Awami League leader Sheikh Hasina Wajed, whose government was ousted at the October poll, said in mid-March that the new BNP-led coalition government has created "a reign of terror across the country." Prime Minister Khaleda Zia, in turn, accused the Awami League of being engaged in a "conspiracy to disrupt peace" and pledged that her government is determined to "control terrorism with an iron hand."

The law-and-order situation must be tackled if Bangladesh is to continue receiving the overseas aid it relies on. But neither party seems to link the violence to a growing fundamentalist threat--they blame each other for it and so fail to address the root causes. Coalition government officials deny there is any such problem while the middle class tend to dismiss the fundamentalists as irrelevant. Begum Zia, responding to opposition charges about her Jamaat cabinet colleagues, insisted there were no Taliban in her government, according to a report in India's The Hindu newspaper on January 11.

The overseas community, while concerned about increased violence, also seems to downplay the threat. Some observers say this may partly be because their intelligence channels are not very good, adding that most Western embassies in Dhaka are aid-oriented.

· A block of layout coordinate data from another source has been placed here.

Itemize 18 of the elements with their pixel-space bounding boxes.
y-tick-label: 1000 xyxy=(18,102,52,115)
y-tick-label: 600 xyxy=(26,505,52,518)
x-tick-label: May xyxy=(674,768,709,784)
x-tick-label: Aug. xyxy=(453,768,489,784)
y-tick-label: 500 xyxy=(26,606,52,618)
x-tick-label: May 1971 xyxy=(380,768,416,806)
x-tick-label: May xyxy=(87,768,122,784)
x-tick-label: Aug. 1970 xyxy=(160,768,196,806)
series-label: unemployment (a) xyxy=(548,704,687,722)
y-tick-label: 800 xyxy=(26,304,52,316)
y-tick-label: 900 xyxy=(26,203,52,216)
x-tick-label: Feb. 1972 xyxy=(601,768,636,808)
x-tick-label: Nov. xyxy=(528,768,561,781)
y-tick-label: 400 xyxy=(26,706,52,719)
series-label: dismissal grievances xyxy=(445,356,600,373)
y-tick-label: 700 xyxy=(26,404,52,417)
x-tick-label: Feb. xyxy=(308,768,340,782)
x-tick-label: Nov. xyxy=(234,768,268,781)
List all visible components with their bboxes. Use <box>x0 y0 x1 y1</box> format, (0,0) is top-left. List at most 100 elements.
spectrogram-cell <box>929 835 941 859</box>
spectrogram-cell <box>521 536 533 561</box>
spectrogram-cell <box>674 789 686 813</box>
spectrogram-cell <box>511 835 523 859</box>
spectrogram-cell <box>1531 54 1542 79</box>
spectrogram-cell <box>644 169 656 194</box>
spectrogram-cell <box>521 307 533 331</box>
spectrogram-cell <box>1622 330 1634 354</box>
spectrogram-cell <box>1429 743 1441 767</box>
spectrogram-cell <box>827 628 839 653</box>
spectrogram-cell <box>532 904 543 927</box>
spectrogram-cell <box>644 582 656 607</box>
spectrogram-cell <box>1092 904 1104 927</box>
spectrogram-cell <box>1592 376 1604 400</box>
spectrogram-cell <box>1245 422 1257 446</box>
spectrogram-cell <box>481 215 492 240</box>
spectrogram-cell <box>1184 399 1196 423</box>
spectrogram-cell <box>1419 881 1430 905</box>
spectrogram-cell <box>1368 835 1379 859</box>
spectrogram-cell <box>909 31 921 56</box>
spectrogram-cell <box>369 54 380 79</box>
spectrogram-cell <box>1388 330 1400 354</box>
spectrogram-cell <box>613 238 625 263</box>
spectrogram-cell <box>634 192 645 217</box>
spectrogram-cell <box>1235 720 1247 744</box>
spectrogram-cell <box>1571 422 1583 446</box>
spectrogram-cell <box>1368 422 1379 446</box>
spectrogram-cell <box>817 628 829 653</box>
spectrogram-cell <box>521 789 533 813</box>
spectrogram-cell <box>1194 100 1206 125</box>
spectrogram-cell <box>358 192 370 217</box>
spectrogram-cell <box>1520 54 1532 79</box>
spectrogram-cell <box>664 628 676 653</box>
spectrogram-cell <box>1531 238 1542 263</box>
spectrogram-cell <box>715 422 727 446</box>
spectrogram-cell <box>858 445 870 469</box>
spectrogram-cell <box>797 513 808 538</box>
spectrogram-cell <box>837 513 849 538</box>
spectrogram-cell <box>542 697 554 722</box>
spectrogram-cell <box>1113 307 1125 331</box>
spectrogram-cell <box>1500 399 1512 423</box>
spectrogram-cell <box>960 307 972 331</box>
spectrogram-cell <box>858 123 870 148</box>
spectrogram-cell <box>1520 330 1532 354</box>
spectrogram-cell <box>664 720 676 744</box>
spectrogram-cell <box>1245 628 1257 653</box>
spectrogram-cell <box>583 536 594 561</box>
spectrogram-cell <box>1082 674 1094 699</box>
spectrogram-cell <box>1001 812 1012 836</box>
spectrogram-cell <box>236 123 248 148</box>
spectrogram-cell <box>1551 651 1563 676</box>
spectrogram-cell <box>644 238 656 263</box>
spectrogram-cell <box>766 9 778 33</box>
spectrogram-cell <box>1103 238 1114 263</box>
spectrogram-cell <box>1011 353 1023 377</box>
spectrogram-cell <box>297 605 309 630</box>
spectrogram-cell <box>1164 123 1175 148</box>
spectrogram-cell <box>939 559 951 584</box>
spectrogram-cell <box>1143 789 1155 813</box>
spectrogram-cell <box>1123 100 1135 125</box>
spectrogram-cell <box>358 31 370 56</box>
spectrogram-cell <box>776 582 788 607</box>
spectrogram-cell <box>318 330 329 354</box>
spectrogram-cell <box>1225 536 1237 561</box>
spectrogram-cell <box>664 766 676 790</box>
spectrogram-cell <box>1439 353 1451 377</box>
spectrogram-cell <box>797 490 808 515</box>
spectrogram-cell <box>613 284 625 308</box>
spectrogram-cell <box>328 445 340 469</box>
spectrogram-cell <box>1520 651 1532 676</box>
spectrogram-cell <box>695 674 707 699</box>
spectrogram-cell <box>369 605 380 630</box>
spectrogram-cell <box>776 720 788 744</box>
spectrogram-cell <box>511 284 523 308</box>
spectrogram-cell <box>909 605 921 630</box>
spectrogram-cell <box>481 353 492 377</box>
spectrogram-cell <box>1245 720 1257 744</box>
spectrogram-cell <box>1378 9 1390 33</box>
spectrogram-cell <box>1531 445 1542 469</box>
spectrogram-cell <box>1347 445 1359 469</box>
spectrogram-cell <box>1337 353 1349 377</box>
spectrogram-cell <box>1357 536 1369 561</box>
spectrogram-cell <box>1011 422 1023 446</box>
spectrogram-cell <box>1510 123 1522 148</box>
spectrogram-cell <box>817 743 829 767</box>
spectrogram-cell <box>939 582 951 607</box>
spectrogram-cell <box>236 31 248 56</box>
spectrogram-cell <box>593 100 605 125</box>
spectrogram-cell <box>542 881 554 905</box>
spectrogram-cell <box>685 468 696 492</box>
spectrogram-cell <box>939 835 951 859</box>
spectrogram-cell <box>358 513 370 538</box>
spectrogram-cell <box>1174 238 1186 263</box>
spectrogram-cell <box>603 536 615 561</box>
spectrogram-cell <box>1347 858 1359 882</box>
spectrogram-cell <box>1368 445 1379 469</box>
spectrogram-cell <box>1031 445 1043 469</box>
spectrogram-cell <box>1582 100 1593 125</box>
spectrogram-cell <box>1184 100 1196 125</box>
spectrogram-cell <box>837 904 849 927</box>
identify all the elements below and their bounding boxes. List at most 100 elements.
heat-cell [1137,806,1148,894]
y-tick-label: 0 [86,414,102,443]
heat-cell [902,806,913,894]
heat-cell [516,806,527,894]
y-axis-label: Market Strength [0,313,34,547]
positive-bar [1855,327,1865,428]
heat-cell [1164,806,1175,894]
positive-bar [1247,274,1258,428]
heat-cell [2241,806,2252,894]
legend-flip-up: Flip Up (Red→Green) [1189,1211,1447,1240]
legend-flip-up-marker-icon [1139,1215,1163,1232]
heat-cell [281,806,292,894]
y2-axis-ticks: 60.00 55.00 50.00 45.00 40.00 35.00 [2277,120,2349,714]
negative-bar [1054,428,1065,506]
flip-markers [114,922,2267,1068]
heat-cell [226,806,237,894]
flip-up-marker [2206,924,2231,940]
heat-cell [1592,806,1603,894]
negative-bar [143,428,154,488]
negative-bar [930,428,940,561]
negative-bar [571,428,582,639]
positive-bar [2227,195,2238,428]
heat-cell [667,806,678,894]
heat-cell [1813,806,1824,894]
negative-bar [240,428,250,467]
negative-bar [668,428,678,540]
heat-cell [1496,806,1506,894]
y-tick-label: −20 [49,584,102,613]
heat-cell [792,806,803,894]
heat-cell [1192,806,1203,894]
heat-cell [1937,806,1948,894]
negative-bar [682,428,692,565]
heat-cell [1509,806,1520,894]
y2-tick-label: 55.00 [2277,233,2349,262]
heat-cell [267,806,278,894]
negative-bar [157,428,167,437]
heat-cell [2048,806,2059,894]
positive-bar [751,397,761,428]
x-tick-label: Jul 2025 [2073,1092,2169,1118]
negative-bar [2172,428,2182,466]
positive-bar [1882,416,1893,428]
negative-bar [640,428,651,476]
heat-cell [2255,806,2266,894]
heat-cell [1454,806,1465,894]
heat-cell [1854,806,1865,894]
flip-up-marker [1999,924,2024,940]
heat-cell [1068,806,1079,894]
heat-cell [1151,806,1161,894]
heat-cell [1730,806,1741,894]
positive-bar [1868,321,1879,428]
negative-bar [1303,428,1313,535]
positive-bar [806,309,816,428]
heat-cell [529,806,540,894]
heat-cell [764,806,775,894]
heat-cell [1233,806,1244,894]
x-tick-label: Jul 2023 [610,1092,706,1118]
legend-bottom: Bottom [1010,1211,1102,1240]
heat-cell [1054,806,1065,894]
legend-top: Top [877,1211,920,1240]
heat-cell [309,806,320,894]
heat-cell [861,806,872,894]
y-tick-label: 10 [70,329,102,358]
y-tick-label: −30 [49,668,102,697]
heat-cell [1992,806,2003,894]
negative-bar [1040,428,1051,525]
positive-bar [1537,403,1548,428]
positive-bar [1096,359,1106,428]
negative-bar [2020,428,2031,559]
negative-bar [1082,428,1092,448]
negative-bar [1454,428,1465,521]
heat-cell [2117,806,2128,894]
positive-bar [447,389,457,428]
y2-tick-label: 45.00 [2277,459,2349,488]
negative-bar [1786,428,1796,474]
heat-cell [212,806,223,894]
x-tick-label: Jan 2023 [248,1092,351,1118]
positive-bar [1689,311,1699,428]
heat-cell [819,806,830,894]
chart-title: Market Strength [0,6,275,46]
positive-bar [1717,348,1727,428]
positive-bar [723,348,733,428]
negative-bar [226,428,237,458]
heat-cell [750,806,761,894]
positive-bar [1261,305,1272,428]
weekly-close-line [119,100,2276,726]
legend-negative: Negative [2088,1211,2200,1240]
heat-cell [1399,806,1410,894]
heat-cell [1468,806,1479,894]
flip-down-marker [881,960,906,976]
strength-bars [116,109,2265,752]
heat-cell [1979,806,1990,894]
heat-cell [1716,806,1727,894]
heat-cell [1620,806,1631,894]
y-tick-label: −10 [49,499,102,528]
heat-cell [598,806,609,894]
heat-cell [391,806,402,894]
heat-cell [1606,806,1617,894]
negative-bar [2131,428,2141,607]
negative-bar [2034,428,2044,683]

When British Prime Minister Tony Blair visited in January--defying street protests--the war on terrorism was high on the agenda and Bangladesh offered to join an international security force in Afghanistan.

But it seems the growing religious extremism and intolerance within Bangladesh, and the rise of groups linked to overseas militant groups, were not addressed in depth during his meetings with government officials.

For the time being Bangladesh's secular roots are holding, but the fundamentalist cause is in the ascendant. And as the rise of militant Muslim groups in Indonesia has shown, economic collapse and political crisis can galvanize support for extremists very quickly.

The process is not irreversible, but if left unchallenged for too long, Bangladesh could deteriorate and become a new nest for terror. There is still time for a counter-revolution.